Information for businesses on the status of continuity trade agreements should the UK leave the EU without a deal

The UK government is in the process of transitioning existing trade agreements of which the UK participates as a member of the European Union.

The government has produced a list of signed continuity agreements that will be in place by exit day and a list of agreements that will not be agreed by that time. This allows businesses to prepare for every eventuality.

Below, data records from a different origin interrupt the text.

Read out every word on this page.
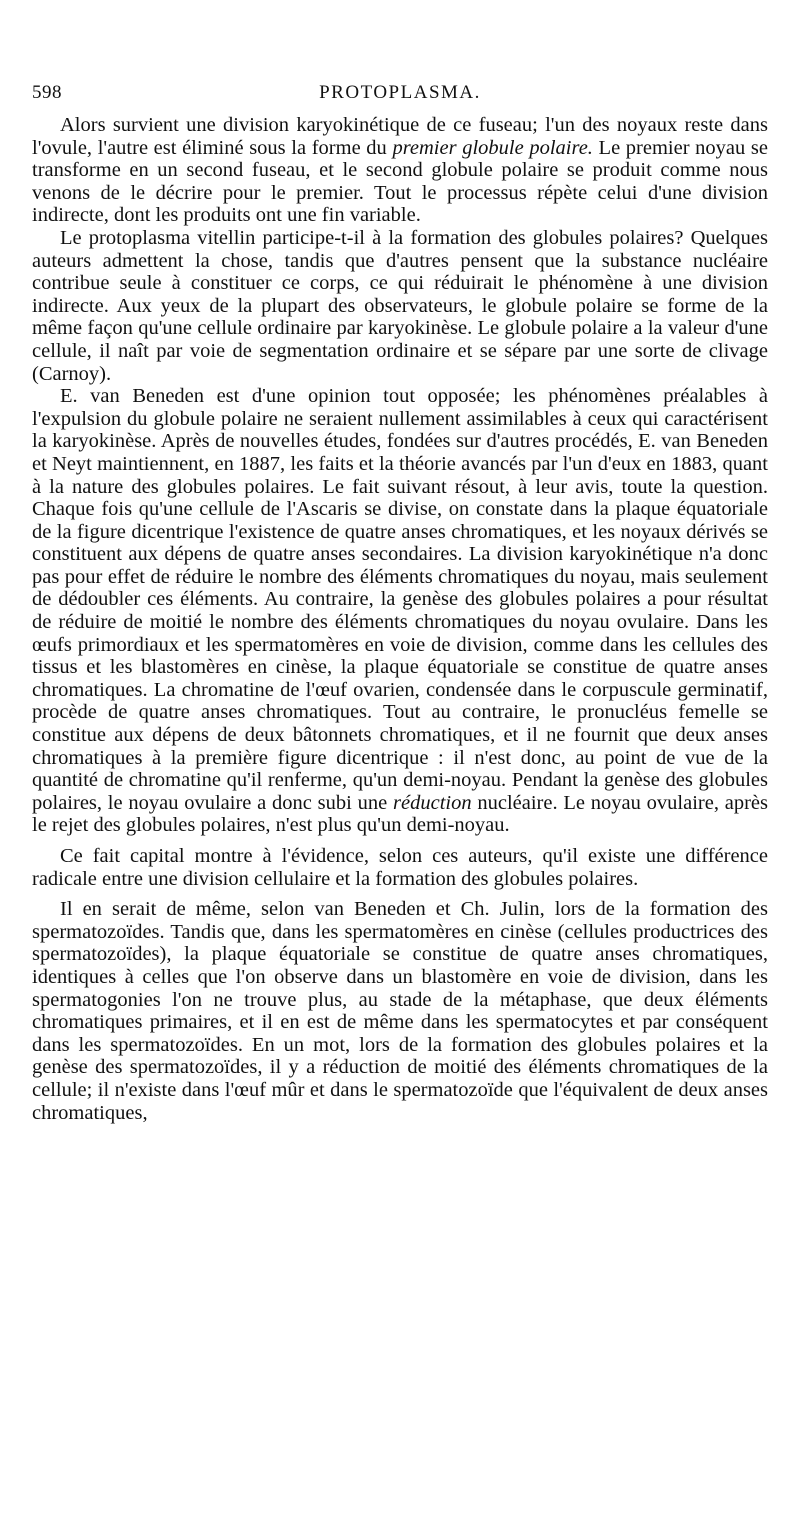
598	PROTOPLASMA.

Alors survient une division karyokinétique de ce fuseau; l'un des noyaux reste dans l'ovule, l'autre est éliminé sous la forme du premier globule polaire. Le premier noyau se transforme en un second fuseau, et le second globule polaire se produit comme nous venons de le décrire pour le premier. Tout le processus répète celui d'une division indirecte, dont les produits ont une fin variable.

Le protoplasma vitellin participe-t-il à la formation des globules polaires? Quelques auteurs admettent la chose, tandis que d'autres pensent que la substance nucléaire contribue seule à constituer ce corps, ce qui réduirait le phénomène à une division indirecte. Aux yeux de la plupart des observateurs, le globule polaire se forme de la même façon qu'une cellule ordinaire par karyokinèse. Le globule polaire a la valeur d'une cellule, il naît par voie de segmentation ordinaire et se sépare par une sorte de clivage (Carnoy).

E. van Beneden est d'une opinion tout opposée; les phénomènes préalables à l'expulsion du globule polaire ne seraient nullement assimilables à ceux qui caractérisent la karyokinèse. Après de nouvelles études, fondées sur d'autres procédés, E. van Beneden et Neyt maintiennent, en 1887, les faits et la théorie avancés par l'un d'eux en 1883, quant à la nature des globules polaires. Le fait suivant résout, à leur avis, toute la question. Chaque fois qu'une cellule de l'Ascaris se divise, on constate dans la plaque équatoriale de la figure dicentrique l'existence de quatre anses chromatiques, et les noyaux dérivés se constituent aux dépens de quatre anses secondaires. La division karyokinétique n'a donc pas pour effet de réduire le nombre des éléments chromatiques du noyau, mais seulement de dédoubler ces éléments. Au contraire, la genèse des globules polaires a pour résultat de réduire de moitié le nombre des éléments chromatiques du noyau ovulaire. Dans les œufs primordiaux et les spermatomères en voie de division, comme dans les cellules des tissus et les blastomères en cinèse, la plaque équatoriale se constitue de quatre anses chromatiques. La chromatine de l'œuf ovarien, condensée dans le corpuscule germinatif, procède de quatre anses chromatiques. Tout au contraire, le pronucléus femelle se constitue aux dépens de deux bâtonnets chromatiques, et il ne fournit que deux anses chromatiques à la première figure dicentrique : il n'est donc, au point de vue de la quantité de chromatine qu'il renferme, qu'un demi-noyau. Pendant la genèse des globules polaires, le noyau ovulaire a donc subi une réduction nucléaire. Le noyau ovulaire, après le rejet des globules polaires, n'est plus qu'un demi-noyau.

Ce fait capital montre à l'évidence, selon ces auteurs, qu'il existe une différence radicale entre une division cellulaire et la formation des globules polaires.

Il en serait de même, selon van Beneden et Ch. Julin, lors de la formation des spermatozoïdes. Tandis que, dans les spermatomères en cinèse (cellules productrices des spermatozoïdes), la plaque équatoriale se constitue de quatre anses chromatiques, identiques à celles que l'on observe dans un blastomère en voie de division, dans les spermatogonies l'on ne trouve plus, au stade de la métaphase, que deux éléments chromatiques primaires, et il en est de même dans les spermatocytes et par conséquent dans les spermatozoïdes. En un mot, lors de la formation des globules polaires et la genèse des spermatozoïdes, il y a réduction de moitié des éléments chromatiques de la cellule; il n'existe dans l'œuf mûr et dans le spermatozoïde que l'équivalent de deux anses chromatiques,
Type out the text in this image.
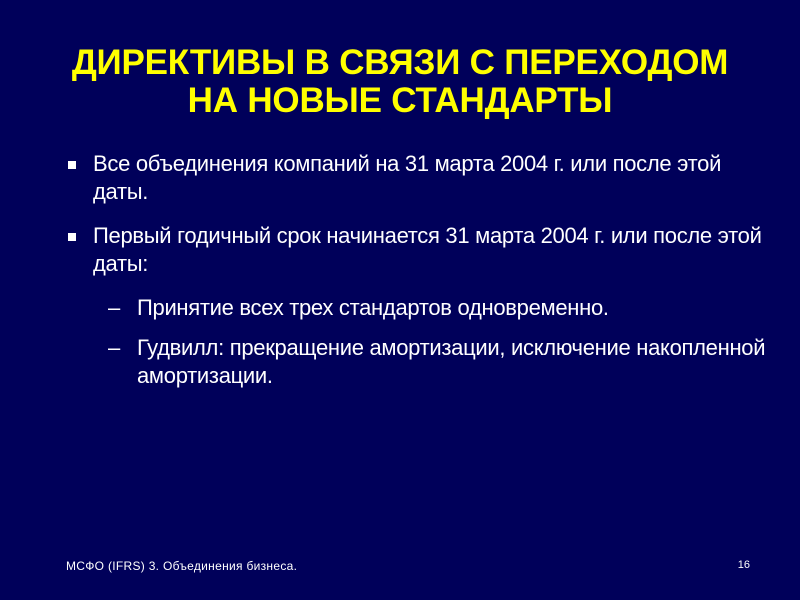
ДИРЕКТИВЫ В СВЯЗИ С ПЕРЕХОДОМ
НА НОВЫЕ СТАНДАРТЫ
Все объединения компаний на 31 марта 2004 г. или после этой даты.
Первый годичный срок начинается 31 марта 2004 г. или после этой даты:
– Принятие всех трех стандартов одновременно.
– Гудвилл: прекращение амортизации, исключение накопленной амортизации.
МСФО (IFRS) 3. Объединения бизнеса.	16
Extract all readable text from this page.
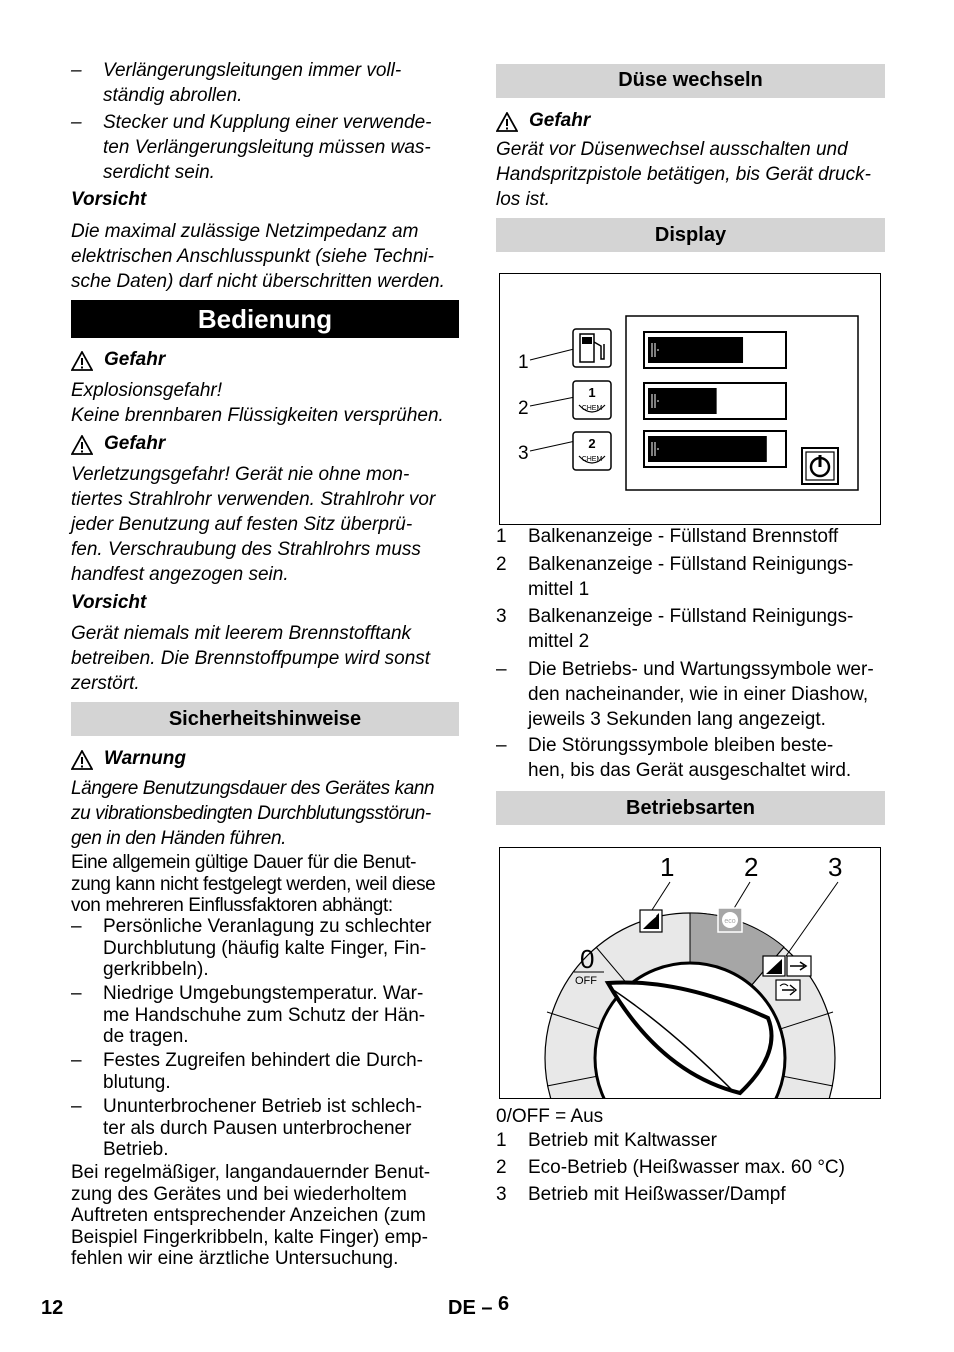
– Verlängerungsleitungen immer voll-
ständig abrollen.
– Stecker und Kupplung einer verwende-
ten Verlängerungsleitung müssen was-
serdicht sein.
Vorsicht
Die maximal zulässige Netzimpedanz am
elektrischen Anschlusspunkt (siehe Techni-
sche Daten) darf nicht überschritten werden.
Bedienung
Gefahr
Explosionsgefahr!
Keine brennbaren Flüssigkeiten versprühen.
Gefahr
Verletzungsgefahr! Gerät nie ohne mon-
tiertes Strahlrohr verwenden. Strahlrohr vor
jeder Benutzung auf festen Sitz überprü-
fen. Verschraubung des Strahlrohrs muss
handfest angezogen sein.
Vorsicht
Gerät niemals mit leerem Brennstofftank
betreiben. Die Brennstoffpumpe wird sonst
zerstört.
Sicherheitshinweise
Warnung
Längere Benutzungsdauer des Gerätes kann
zu vibrationsbedingten Durchblutungsstörun-
gen in den Händen führen.
Eine allgemein gültige Dauer für die Benut-
zung kann nicht festgelegt werden, weil diese
von mehreren Einflussfaktoren abhängt:
– Persönliche Veranlagung zu schlechter
Durchblutung (häufig kalte Finger, Fin-
gerkribbeln).
– Niedrige Umgebungstemperatur. War-
me Handschuhe zum Schutz der Hän-
de tragen.
– Festes Zugreifen behindert die Durch-
blutung.
– Ununterbrochener Betrieb ist schlech-
ter als durch Pausen unterbrochener
Betrieb.
Bei regelmäßiger, langandauernder Benut-
zung des Gerätes und bei wiederholtem
Auftreten entsprechender Anzeichen (zum
Beispiel Fingerkribbeln, kalte Finger) emp-
fehlen wir eine ärztliche Untersuchung.
Düse wechseln
Gefahr
Gerät vor Düsenwechsel ausschalten und
Handspritzpistole betätigen, bis Gerät druck-
los ist.
Display
1
2
3
1
CHEM
2
CHEM
1 Balkenanzeige - Füllstand Brennstoff
2 Balkenanzeige - Füllstand Reinigungs-
mittel 1
3 Balkenanzeige - Füllstand Reinigungs-
mittel 2
– Die Betriebs- und Wartungssymbole wer-
den nacheinander, wie in einer Diashow,
jeweils 3 Sekunden lang angezeigt.
– Die Störungssymbole bleiben beste-
hen, bis das Gerät ausgeschaltet wird.
Betriebsarten
1	2	3
eco
0
OFF
0/OFF = Aus
1 Betrieb mit Kaltwasser
2 Eco-Betrieb (Heißwasser max. 60 °C)
3 Betrieb mit Heißwasser/Dampf
12	DE – 6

These agreements cover a wide variety of relationships, including:

  • free trade agreements (FTAs)
  • economic partnership agreements (EPAs) with developing nations
  • association agreements - these cover broader economic and political co-operation
  • trade agreements with countries that are closely aligned with the EU
  • mutual recognition agreements (MRAs) - parties mutually recognise conformity assessment procedures

Businesses in the UK and partner countries are eligible for a range of preferential market access opportunities under the terms of these agreements. These can include, but are not limited to:

  • preferential duties for goods, including reductions in import tariff rates and quotas for reduced or nil rates of payable duties
  • quotas for the import of goods with more relaxed rules of origin requirements
  • enhanced market access for service providers
  • protection from discrimination in public procurement opportunities across a range of sectors
  • allowing parties to mutually recognise conformity assessment procedures
  • the ability to complete mandatory inspections and tests on products close to the place of production
  • common standards on intellectual property

Signed UK trade agreements
The UK has signed a number of trade agreements with non-EU countries.

These agreements have replicated the EU trade agreements as far as possible. However, there may be some changes to ensure that new agreements work for both countries.

The list of signed agreements is available on the GOV.UK website and will be updated as further agreements are signed.

Ongoing engagement on trade agreements
The government is working with partner countries to bring into force bilateral agreements that will ensure continuity for the effects of existing EU trade agreements.

But all of these replacement agreements may not be ready in time if the UK leaves the EU without a deal.

You can find a list of countries and the status of bilateral agreement discussions on the GOV.UK website.

Steps your business can take to prepare
Without arrangements to maintain preferences, trade will take place on World Trade Organisation (WTO) terms. The GOV.UK website has more detail on the potential implications for aspects of trade such as:

  • new UK ‘Most-Favoured-Nation’ (MFN) tariff schedules for imports
  • non-preferential tariff rates for exports
  • services trade outbound from the UK
  • legal protection from discrimination in public procurement
  • provisions to promote, protect and liberalise investment
  • mutual recognition for conformity assessments

The UK also participates in the EU’s Generalised Scheme of Preferences (GSP), which allows some countries to receive preferential access to the UK market. The government intends to continue the existing market access provided by these unilateral preference schemes, allowing the current beneficiaries to export to the UK after EU exit on the same terms as at present.

You can find details of non-EU countries with whom the UK currently has arrangements for preferential trade, including both free trade agreements and unilateral preferences.